Il y a dans la tête de M. Besson...
Boîte
de Pandore, psychodrame, salmigondis, boomerang : le débat sur
l’identité nationale tourne au vinaigre. Chacun au gré de ses intérêts
se l’approprie pour jouer sa partition en solo, ce qui est le propre
des cacophonies. Il faut dire que le chef d’orchestre a abandonné la
direction qui lui incombait à un ténor calamiteux. Dans un pays comme
la France où l’on politise à outrance, où les têtes intellectuelles
sont particulièrement chaudes, où l’opinion est passionnée, émotive et
versatile, les débordements étaient à prévoir. D’un utile sujet de
réflexion on est en train de faire un beau gâchis. D’une tentative
d’union nationale sur des valeurs on aboutit au déballage de toutes les
divisions. Le verbiage et la logomachie ont embrumé les enjeux. La
question de l’immigration, exacerbée par le vote suisse sur les
minarets, tend à transformer le débat en guerre de religion. Mais le
sujet même de la France n’est-il pas déjà un domaine hautement
religieux ? Quel pays possède deux saints dans son panthéon politique,
Saint Louis et Jeanne d’Arc ? Sans parler de la contradiction qui
consiste à ratiboiser dans le même temps les programmes d’histoire. On
reproche à Nicolas Sarkozy d’avoir joué les apprentis sorciers en
agençant un piège pour la gauche dont la droite fait les frais. Seuls
les lepénistes ont des chances de tirer les marrons du feu.
Nicolas
Sarkozy a essayé de reprendre la main dans son article du « Monde ».

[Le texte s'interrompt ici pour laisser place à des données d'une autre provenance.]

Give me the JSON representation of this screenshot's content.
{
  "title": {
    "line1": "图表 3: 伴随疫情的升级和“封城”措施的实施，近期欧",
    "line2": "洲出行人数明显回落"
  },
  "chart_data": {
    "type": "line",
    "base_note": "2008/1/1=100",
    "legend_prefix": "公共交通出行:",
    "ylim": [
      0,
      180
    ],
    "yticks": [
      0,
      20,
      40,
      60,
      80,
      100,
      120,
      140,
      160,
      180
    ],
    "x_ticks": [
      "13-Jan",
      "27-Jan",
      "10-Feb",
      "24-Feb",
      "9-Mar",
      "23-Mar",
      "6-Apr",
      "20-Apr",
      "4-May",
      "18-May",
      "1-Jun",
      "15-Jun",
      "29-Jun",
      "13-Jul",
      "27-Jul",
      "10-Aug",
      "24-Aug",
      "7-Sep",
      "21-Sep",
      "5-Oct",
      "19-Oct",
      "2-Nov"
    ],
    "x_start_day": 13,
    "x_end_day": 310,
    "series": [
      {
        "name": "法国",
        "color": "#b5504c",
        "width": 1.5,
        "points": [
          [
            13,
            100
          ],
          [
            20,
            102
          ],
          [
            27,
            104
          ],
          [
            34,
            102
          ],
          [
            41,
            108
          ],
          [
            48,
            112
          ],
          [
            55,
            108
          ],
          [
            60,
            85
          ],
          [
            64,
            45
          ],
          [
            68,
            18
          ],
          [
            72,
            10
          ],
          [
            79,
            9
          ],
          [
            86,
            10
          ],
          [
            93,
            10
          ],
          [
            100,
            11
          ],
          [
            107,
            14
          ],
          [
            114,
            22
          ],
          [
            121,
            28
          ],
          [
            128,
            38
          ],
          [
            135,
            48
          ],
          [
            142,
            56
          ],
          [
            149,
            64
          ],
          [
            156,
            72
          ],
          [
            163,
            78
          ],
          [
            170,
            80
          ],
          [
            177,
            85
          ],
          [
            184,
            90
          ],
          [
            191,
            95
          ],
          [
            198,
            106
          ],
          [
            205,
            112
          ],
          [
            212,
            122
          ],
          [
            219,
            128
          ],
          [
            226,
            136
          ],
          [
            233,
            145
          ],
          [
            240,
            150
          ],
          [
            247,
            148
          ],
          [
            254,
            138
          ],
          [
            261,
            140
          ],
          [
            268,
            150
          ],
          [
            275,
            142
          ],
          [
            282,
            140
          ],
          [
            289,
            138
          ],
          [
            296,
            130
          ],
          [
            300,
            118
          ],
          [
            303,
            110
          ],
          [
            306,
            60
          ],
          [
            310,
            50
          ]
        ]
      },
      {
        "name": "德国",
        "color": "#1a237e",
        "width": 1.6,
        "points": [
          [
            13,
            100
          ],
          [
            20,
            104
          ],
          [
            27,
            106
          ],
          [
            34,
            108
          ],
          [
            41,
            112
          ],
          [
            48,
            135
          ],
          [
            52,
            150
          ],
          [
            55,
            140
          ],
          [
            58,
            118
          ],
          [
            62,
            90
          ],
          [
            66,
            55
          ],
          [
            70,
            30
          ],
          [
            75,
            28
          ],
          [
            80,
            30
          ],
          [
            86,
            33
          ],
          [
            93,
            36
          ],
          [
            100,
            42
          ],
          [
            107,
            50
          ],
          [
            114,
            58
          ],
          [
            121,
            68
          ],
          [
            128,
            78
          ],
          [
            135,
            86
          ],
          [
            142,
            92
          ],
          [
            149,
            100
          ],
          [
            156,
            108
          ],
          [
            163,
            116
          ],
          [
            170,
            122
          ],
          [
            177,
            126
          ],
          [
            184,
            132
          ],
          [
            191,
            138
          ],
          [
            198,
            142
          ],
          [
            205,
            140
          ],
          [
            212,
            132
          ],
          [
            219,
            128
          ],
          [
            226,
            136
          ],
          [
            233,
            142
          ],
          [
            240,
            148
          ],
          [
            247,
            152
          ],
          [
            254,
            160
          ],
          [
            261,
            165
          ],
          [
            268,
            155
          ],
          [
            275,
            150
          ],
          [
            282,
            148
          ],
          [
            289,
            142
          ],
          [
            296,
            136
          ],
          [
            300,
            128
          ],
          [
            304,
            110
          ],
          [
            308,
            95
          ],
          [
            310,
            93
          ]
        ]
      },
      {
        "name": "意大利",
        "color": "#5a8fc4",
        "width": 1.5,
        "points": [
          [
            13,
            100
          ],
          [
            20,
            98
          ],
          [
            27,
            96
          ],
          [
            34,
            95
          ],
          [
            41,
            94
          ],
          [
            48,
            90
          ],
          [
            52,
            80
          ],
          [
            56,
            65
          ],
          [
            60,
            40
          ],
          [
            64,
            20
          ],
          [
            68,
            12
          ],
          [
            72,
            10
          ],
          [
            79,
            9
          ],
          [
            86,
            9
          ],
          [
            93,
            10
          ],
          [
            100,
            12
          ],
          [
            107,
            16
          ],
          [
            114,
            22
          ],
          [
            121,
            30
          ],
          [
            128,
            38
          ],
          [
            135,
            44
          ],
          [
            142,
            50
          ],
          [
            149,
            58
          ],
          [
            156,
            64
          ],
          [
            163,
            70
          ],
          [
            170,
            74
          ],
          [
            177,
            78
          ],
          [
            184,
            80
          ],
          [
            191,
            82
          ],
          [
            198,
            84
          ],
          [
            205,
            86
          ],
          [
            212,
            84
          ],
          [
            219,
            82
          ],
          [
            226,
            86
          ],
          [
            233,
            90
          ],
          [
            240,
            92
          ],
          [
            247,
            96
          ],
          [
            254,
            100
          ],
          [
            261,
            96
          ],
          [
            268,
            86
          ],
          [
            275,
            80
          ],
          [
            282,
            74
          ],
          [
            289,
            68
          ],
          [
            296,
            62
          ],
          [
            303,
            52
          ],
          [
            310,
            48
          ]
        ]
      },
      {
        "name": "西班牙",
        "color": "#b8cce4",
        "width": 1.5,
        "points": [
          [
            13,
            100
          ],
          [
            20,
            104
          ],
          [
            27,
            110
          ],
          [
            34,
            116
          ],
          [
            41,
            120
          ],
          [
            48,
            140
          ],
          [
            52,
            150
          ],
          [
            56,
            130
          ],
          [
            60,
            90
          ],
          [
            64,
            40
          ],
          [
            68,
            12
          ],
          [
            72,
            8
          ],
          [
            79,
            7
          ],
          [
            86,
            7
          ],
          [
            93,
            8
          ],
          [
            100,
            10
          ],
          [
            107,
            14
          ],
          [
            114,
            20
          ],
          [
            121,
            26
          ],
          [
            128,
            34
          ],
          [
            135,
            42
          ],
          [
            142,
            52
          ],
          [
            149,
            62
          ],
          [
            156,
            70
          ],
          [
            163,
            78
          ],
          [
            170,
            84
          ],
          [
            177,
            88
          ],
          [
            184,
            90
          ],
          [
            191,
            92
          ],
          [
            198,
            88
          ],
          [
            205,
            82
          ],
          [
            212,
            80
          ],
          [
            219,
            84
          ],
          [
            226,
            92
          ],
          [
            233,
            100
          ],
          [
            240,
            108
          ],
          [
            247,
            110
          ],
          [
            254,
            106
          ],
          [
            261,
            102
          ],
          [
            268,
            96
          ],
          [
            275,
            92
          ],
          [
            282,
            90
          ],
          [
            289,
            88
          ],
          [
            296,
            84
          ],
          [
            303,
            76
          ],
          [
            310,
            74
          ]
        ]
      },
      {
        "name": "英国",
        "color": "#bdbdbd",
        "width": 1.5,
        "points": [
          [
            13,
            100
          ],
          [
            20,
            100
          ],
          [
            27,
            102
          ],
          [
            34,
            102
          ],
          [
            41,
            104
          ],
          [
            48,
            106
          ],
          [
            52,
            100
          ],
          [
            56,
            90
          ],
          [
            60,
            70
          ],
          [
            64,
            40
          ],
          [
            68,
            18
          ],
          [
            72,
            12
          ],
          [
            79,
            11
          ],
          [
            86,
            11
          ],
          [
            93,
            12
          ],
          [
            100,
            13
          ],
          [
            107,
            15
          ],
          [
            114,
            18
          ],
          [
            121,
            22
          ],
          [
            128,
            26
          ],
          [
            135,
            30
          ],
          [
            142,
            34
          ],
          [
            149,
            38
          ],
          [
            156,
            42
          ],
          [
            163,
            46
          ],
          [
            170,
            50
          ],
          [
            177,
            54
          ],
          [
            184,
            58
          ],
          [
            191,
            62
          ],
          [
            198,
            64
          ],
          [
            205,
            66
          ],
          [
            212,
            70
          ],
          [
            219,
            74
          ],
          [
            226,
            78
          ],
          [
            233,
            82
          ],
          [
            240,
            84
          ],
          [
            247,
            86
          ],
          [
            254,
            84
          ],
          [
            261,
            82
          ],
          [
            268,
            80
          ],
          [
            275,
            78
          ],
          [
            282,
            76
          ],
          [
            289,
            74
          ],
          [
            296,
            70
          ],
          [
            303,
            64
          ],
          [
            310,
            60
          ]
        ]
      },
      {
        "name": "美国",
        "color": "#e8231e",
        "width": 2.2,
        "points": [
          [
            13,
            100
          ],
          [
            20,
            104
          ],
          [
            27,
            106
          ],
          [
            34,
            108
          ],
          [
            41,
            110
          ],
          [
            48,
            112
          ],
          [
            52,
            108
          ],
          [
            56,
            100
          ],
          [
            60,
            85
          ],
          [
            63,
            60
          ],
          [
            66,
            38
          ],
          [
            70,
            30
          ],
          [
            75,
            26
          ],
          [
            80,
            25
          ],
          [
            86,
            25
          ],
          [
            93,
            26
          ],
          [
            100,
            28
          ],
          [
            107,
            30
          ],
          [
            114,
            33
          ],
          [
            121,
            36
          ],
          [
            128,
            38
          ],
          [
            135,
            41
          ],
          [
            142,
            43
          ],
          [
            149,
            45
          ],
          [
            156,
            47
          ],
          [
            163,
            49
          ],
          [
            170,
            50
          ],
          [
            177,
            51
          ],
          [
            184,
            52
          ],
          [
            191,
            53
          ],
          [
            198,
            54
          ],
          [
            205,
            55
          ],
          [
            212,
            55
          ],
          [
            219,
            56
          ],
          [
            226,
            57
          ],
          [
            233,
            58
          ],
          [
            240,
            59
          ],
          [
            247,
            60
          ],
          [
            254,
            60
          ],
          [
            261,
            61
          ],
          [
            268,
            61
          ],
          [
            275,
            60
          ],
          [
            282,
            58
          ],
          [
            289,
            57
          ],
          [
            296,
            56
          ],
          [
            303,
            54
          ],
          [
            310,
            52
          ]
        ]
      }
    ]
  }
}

Mais ni cette intervention ni le beau discours du Vercors passé
totalement inaperçu n’ont réussi à effacer l’impression de cafouillage
qui est la sanction d’un débat à la fois mal posé, mal porté, mal
cadré. Eric Besson n’a ni la stature intellectuelle ni l’aura morale
pour lancer un débat subtil et explosif. Empêtré dans sa propre crise
d’identité politique, ne possédant pas un caractère qui le prédispose à
l’œcuménisme, il ne pouvait qu’exaspérer l’opinion. Ce qu’il a
parfaitement réussi. A l’Assemblée, il s’est signalé par un curieux
aphorisme : « La France n’est pas raciste, mais elle cultive encore
trop l’entre-soi. » A qui donc M. Besson faisait-il ainsi allusion ? A
Teilhard de Chardin, aux moines de Tibéhirine, à Mermoz, à Alain
Gerbault, à Ionesco, à François Cheng ? Décidément, il y a dans la tête
de M. Besson un barrage intellectuel en béton armé qui, au contraire de
celui de Donzère-Mondragon, produit beaucoup d’électricité mais
vraiment aucune lumière.
Jean-Marie Rouart, Paris Match, 15 décembre 2009.